Edinburgh University experts found genetic testing can detect the origins of people from a rural area to within five miles of their family home.
They said it might soon be possible to pinpoint the rural roots of city dwellers who have ancestors from different parts of the same country.
The report on the research is in the European Journal of Human Genetics.
It has been previously shown that there are genetic differences between populations in different countries.
Now the team in Edinburgh have tested whether the same analysis could be used to distinguish between people from the same country who were separated only by short distances.
This exciting finding begs the question of whether we will be able to identify the rural origins of urban people with ancestry from many places across a country
Dr Jim Wilson
Edinburgh University
Researchers looked at the genes of volunteers from Scottish islands, the Alpine valleys of Italy and villages in Croatia.
The study included only people whose four grandparents came from the same village, to ensure they had one definite place of origin. None of the volunteers were related to each other.
The results showed that by studying genetic differences it is possible to distinguish between people who live in villages that are only five miles apart.
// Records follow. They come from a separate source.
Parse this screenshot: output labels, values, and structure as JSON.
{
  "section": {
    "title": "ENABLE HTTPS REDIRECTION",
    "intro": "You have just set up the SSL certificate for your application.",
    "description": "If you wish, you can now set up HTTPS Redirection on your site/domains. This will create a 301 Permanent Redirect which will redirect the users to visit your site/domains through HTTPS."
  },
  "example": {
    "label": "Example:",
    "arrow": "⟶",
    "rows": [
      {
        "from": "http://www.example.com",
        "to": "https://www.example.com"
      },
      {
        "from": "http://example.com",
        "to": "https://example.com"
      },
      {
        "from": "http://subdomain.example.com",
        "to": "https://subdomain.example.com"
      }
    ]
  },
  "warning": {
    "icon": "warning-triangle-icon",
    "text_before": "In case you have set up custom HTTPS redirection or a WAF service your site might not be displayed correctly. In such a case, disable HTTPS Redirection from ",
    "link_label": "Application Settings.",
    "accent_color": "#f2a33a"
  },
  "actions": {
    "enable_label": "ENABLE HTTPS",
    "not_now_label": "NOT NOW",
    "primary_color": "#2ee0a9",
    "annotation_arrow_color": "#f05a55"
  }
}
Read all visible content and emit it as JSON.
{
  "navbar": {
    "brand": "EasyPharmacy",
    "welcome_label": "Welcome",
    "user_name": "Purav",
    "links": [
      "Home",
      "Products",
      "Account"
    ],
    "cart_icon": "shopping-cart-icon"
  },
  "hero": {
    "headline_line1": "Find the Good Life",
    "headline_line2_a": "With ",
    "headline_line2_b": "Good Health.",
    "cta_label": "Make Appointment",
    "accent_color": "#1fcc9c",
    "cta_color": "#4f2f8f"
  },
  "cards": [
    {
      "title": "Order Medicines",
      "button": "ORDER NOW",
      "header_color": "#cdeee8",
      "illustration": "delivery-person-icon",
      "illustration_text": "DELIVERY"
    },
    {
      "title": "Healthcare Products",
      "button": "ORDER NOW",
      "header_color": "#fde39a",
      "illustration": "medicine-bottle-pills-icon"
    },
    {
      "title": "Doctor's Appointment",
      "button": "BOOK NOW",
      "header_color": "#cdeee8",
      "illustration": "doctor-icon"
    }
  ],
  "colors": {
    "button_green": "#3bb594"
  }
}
They predicted the correct village of origin for 100% of the Italian sample, 96% of the Scottish sample and 89% in the Croatian sample.
Researchers concluded the pattern can be explained by the fact that in the past people tended to marry within their own community.
After many generations, the different villages developed their own genetic fingerprint, so that scientists can now detect that distant kinship.
Dr Jim Wilson, a Royal Society University research fellow at Edinburgh University, who led the study, said: "This exciting finding begs the question of whether we will be able to identify the rural origins of urban people with ancestry from many places across a country.
"These results hold out the possibility that with more data, using genome sequencing for instance, we might be able to do this."